Aber die Idee von der möglichst langen Lebensdauer der Kleidungsstücke und der Wertigkeit der Mode an sich geht noch einen Schritt weiter. Filippa K arbeitet mit einem zirkulären Design. Die Kleidungsstücke, die recycelt werden, werden zu neuer Mode verarbeitet. Zum Beispiel werden Jacketts und Mäntel aus schwarzer Wolle geschreddert, neu gesponnen und zu neuer Kleidung geschneidert. Das Färben entfällt, das spart Ressourcen und Geld. Da das Recycling-Programm erst seit 2015 läuft, ist noch nicht genug Material zusammengekommen, um daraus eine neue Produktion zu machen.
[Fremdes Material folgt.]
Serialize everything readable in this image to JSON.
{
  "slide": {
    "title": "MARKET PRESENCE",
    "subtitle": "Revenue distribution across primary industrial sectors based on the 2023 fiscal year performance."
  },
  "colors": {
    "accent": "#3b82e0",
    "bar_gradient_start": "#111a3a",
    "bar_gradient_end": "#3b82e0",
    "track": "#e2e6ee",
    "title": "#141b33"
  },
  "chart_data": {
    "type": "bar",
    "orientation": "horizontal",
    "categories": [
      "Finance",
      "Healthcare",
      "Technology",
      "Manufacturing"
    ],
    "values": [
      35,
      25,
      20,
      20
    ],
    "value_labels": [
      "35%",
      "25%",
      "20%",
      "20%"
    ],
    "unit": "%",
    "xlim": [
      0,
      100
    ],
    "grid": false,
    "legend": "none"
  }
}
Aber bereits jetzt arbeitet Filippa K mit recycelter Wolle von einem italienischen Betrieb, der seinen Rohstoff aus dem Verschnitt großer Modemarken produziert. Der Anteil der recycelten Materialien in den Kollektionen betrug 2015 über 50 Prozent, Tendenz steigend.

Es ist ein hoffnungsvolles Zeichen, dass sowohl international operierende Marken wie Filippa K als auch kleine Labels verstehen, dass die Mode sich ändern und wieder zu einer Wertsache werden muss, die mit Augenmaß produziert wird.

Zwei Frauen stehen lächelnd hinter einer Kleiderstange.

Es ist was Persönliches: Die Designerinnen Eugenie Schmidt und Mariko Takahashi sammeln Kleidungsstücke und deren Geschichten. Ihre Kollektionen verbinden deswegen sowohl Stoffliches wie Feinstoffliches.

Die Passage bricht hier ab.